Я отвечал, Умслопогас, или мне казалось, что я отвечаю, ибо голос мой тоже звучал дико и глухо:
«Привет тебе, мертвец, сидящий, как коршун, на скале! Слушай, зачем я здесь, на горе Призраков. Я пришел за твоими костями, чтобы твоя мать могла похоронить их».

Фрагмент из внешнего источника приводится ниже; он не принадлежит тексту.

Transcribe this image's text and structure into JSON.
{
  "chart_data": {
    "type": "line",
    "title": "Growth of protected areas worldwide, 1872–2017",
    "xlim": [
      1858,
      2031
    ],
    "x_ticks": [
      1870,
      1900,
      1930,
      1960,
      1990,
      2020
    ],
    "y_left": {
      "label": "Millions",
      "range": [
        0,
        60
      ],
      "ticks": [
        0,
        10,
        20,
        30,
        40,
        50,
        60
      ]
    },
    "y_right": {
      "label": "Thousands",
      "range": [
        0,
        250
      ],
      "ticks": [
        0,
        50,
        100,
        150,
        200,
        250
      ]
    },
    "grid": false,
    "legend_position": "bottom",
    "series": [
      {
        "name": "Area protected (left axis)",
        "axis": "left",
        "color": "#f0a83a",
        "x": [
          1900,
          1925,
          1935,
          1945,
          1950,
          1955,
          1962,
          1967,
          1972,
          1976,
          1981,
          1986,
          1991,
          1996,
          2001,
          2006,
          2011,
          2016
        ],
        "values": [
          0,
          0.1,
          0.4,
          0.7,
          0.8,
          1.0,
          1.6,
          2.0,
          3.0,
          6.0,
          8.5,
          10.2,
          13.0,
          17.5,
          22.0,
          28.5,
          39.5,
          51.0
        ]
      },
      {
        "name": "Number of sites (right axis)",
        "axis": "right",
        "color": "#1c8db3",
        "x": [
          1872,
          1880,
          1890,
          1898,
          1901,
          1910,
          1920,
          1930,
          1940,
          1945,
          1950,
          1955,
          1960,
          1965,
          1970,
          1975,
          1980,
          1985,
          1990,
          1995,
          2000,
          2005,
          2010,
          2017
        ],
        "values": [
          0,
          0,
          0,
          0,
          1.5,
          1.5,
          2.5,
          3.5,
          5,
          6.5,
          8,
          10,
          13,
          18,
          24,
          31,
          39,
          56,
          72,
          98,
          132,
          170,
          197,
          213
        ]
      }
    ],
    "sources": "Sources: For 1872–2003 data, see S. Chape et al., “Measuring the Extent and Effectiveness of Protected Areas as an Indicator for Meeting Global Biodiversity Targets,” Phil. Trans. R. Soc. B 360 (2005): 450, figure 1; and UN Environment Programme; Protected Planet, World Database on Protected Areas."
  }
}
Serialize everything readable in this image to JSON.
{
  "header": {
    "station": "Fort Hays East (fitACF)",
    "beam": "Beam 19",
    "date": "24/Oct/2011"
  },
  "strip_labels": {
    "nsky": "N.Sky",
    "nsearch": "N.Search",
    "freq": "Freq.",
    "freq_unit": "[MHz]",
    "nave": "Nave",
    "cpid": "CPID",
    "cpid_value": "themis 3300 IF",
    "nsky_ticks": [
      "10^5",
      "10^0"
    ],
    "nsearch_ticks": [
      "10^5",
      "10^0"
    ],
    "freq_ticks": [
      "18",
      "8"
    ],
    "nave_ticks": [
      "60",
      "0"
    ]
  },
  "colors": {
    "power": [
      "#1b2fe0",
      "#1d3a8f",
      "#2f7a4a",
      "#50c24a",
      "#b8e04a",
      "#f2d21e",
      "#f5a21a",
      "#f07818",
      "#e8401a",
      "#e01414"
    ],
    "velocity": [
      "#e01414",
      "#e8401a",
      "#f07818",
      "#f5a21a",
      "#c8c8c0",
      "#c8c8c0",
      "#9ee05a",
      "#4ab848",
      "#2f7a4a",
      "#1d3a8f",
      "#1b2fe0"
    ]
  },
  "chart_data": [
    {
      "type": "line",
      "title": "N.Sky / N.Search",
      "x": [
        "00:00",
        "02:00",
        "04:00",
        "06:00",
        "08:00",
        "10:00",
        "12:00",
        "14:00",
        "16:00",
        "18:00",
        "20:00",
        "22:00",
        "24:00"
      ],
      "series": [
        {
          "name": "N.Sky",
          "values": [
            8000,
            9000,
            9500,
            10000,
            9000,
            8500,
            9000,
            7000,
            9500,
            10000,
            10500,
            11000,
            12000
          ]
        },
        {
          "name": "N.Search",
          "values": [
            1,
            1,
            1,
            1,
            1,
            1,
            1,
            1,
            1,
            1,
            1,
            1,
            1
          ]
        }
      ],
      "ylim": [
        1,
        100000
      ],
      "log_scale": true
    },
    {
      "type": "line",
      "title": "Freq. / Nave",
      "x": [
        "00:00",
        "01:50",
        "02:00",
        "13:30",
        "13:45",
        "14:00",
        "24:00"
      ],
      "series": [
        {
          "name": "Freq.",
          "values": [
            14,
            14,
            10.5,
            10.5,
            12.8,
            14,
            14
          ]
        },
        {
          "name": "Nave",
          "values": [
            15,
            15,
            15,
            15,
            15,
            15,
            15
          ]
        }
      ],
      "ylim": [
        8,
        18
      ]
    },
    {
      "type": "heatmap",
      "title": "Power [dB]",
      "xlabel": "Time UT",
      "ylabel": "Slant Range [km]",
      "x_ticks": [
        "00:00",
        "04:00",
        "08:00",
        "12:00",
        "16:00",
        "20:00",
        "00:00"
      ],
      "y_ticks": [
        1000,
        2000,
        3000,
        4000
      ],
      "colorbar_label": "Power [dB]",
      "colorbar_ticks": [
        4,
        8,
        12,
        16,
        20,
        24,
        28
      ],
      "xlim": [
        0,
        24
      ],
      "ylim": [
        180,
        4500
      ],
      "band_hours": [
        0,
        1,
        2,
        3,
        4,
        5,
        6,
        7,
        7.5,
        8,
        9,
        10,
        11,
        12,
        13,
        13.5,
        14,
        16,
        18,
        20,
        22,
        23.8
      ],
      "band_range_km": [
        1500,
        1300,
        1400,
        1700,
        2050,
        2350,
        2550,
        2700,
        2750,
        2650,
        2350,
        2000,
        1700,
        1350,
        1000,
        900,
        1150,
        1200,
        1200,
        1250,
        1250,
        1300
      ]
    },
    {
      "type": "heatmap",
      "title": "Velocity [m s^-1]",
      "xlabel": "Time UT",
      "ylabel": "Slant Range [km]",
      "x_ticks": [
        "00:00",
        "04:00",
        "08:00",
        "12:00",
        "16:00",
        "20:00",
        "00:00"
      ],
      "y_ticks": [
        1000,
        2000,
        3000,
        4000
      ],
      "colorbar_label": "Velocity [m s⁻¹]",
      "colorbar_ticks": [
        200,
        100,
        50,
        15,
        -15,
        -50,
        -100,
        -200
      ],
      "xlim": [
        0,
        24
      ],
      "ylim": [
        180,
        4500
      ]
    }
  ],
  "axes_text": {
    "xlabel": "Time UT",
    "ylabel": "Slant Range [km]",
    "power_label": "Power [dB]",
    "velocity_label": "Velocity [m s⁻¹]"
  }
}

«Много, много лет просидел я тут, Галази, — отвечал голос, — следя, как привидения-волки подскакивают и стараются стащить меня вниз, так что скала стала гладкой под их скользящими лапами! Так просидел я еще живым семь дней и семь ночей, томясь голодом, с голодными волками подо мной. И так просидел я мертвым много лет в сердце каменной Колдуньи, следя за месяцем, солнцем, звездами, прислушиваясь к вою волков-призраков, пожирающих все подо мной, проникаясь разумом вечной неподвижной Колдуньи. Но мать моя была молода, прекрасна, когда я вступил в очарованный лес и взобрался на каменные колени. Как выглядит теперь она, Галази?»